Jealousy—what a slippery emotion in the realm of relationships.
It’s the one that sneaks in before I notice, creating an unexplained spark of fire, or twist of contraction in my belly or in larger expressions—a chaotic flurry of emotional confusion. It can feel primal, instinctual, protective, or just tender. And I’m super curious to untangle the web, to explore the shadow of this “normal” human emotion, which probably shows up a little differently in women and men based on our ancestral biology.
Evolutionary psychology tells us that jealousy emerged as a hypersensitive defense mechanism against the genetically “disastrous” possibility of having one’s partner stray from monogamy. This is still relevant in some ways. Women, especially those with children, often have that instinct of protecting against being abandoned. Men perhaps still have that instinct to be the alpha or feel assured in the superiority of his genes. This biology is less relevant for modern women who are more self-sufficient in being able to provide for themselves, and perhaps also less relevant for the man who is less pressured to assert the continuity of his lineage. Yet it still lives in us.

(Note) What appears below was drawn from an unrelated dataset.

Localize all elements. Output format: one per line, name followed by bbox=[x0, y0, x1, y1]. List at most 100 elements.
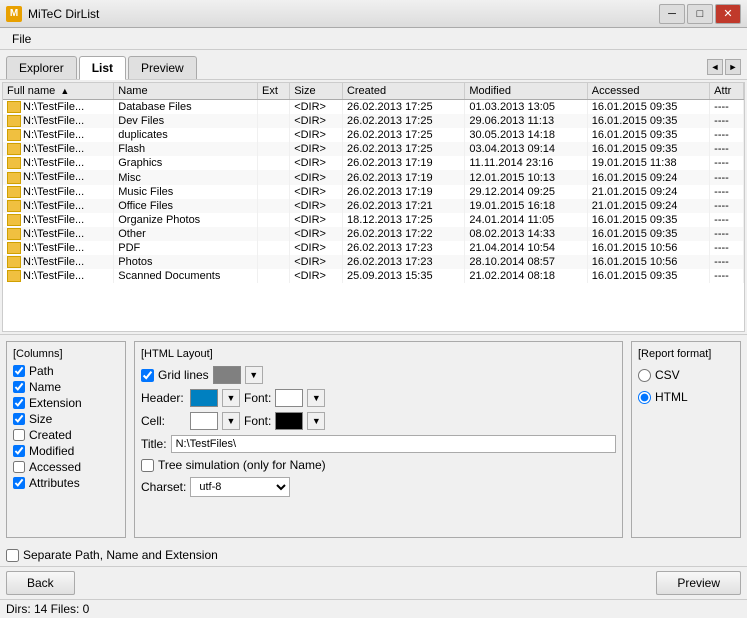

So beyond biology, is jealousy then more associated with insecure attachments or anxious personalities? Is it just a self-esteem thing? A normalised neuroticism? Or does jealousy point to an inevitable sense of self-centredness and a pattern of the ego’s clinging?
One way I make sense of the world is by looking to the yogic perspective on human psychology. Yoga and Tantric Buddhism speak of the kleshas. These are mental states that cloud the mind (disturb the mind) and manifest in unwholesome reactions/actions. Kleshas relate to states of mind such as anxiety, fear, anger, jealousy, and desire (coming from tendencies toward attachment and clinging). They render our body-mind restless, they create suffering, and they disturb our hearts and minds. The more we are grasping, the more it generates negative emotions. Sound familiar?
So how can yoga help us manage and deal with these “disturbances?” Yoga is a process of remembering the pure essential nature of the mind, and the teachings explain how we can work to master our emotions so we are not tossed around in the ocean of samsara (the cycle of existence).
Some of the points in this practice involve:
1. Creating the space to see these disturbances and create some distance to not be hooked—we recognise the impulse.
2. It is not rejecting the emotion, rather we allow ourselves to feel it, and then utilise tools to dissipate and transmute that energy.
3. We try to develop a cooling quality of calm in order to control the tendency to recycle the emotion.
In the case of a more common emotion, like anger, we see how we could apply this approach. As we are triggered, we recognise that we are feeling an inner heat, a building of energy. We catch the impulse to lash out, we breathe deeply, and we take some time out.
In Buddhism, an additional step—the antidote to the emotion of jealousy—involves cultivating a sympathetic joy for others (delight in their happiness, offer loving-kindness).
But if jealousy arises within intimate partnership, could we apply these steps?
This is certainly more tricky. I might notice the impulse, the heat, or the contraction. I might be able to witness it from a place of emotional distance, but could I really find a sympathetic joy if my partner finds a sensuous or emotional joy or connection with another person? The word compersion has evolved to refer to “the feeling of taking joy in the joy that others you love share among themselves,” thus it is quite opposite to jealousy.
Could I really let go of my self-centredness and break through the ultimately false duality between self and other? For most of us, the immediate reaction to our partner finding “joy” (attraction, arousal) with another is often a contracting fear, anger (even rage), and not one of expansive openness and love. But here is the place I find myself leaning in to explore.
The practice is then to not let myself be enveloped in the fear of being abandoned, the sense of not being enough, and the trap of comparison. I emphasise, it’s a practice.
In the last year, I have had the opportunity to witness my partner naturally opening himself to another in deep love and resonance. In the beginning, all my defensive instincts arose, all the “normal” tendencies of jealousy kicked in, and the fear of abandonment was high. But I was invited to participate in this experiment of authentic love and connection. And it has been an incredible process of growth and self-inquiry.
In this, I ask whether it is possible to free embodied love from possessiveness, fears of abandonment, unworthiness, and engulfment, and open to new possibilities for the expression of love.
Our culture still holds monogamy as the norm, as the most stable and workable form of relationship. Other options are seen as less desirable, even problematic.
I’d agree that more than two involves a more dynamic navigation. Yet, in this new era of relationship, many people are exploring ways to bring in a sense of safe, loving relationship that requires a commitment to clear communication, to exploring the layers of emotions that arise, and to essentially move beyond the suffering. This is a practice that acknowledges the importance of staying open to the dynamic unfolding of life that eludes any fixed or predetermined ideology.
It is not comfortable—in fact, it requires a deep willingness to stretch beyond our conditioning and our ordinary perspectives on what love is. It requires that we don’t use spiritual bypassing to avoid dealing with emotions that arise, it requires vulnerability and mutual support, and it requires a commitment to being responsible for looking within.